Species of cockroach

Panesthia lata, the Lord Howe Island wood-feeding cockroach or Lord Howe Island cockroach, is a large, wingless cockroach species endemic to the Lord Howe Island Group in the Tasman Sea.

== Appearance and diet ==
Panesthia lata is reasonably large, growing between 22-40 mm. It is metallic in colour, with general black to reddish colouration. It can be distinguished from other related species by its abdominal morphology and the shape of its cerci.

The species feeds on rotting wood and leaf litter, and has micro-organisms in its digestive system to help break down cellulose. It stays in the ground during the day and feeds at night.

== Population ==
While once widespread across the archipelago, it was removed from Lord Howe Island proper by rats introduced in 1918, and none had been found for over 80 years. Today, the largest known populations occur on nearby islets, including Blackburn Island, Roach Island and Ball's Pyramid.

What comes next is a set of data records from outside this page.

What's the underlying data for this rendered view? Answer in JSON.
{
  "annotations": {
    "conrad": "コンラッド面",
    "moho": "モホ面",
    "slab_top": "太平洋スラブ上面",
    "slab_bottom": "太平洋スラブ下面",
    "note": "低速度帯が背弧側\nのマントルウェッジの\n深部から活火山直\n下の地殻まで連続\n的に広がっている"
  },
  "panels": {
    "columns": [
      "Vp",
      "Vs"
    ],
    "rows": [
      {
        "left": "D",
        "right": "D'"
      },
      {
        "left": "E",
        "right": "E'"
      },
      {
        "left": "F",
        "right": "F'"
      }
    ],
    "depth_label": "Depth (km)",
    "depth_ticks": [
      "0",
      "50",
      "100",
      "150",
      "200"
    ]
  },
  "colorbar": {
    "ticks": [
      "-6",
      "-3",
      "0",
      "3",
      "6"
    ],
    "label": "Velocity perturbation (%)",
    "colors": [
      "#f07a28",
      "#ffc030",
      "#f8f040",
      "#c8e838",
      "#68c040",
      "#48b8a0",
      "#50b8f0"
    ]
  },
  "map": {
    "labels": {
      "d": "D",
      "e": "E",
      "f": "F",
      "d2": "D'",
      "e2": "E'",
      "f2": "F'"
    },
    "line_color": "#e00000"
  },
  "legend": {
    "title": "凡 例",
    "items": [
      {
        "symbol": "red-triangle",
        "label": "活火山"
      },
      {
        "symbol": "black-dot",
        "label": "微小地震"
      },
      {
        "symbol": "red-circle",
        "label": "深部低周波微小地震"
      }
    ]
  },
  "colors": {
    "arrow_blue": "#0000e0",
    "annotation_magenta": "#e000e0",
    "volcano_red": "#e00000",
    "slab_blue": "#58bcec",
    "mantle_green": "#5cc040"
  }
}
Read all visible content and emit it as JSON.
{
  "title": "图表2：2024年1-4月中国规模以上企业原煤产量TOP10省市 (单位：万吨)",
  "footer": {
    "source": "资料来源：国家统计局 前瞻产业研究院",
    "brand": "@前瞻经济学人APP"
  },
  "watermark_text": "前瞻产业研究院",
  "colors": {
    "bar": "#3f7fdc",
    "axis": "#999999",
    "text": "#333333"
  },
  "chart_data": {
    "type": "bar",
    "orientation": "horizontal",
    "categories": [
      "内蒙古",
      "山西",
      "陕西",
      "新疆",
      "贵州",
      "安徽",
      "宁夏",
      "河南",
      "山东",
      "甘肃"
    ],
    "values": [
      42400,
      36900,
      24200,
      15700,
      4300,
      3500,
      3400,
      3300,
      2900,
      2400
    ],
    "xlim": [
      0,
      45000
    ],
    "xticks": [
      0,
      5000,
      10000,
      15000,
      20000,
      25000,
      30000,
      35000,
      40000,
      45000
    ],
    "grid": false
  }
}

The species is classified as "Endangered" under the New South Wales Threatened Species Act, and a plan exists to eventually reintroduce a population to Lord Howe Island.

== Taxonomy ==
Panesthia lata was first described in 1868 by Francis Walker in his "Catalogue of the specimens of Blattariæ in the collection of the British Museum". It is in the subfamily Panestheiinae, which is distributed across Southeastern Asia and Oceania.

== Rediscovery on Lord Howe island ==
After not having been observed on Lord Howe Island for over 80 years, a biology student at the University of Sydney rediscovered them on the island in late 2022.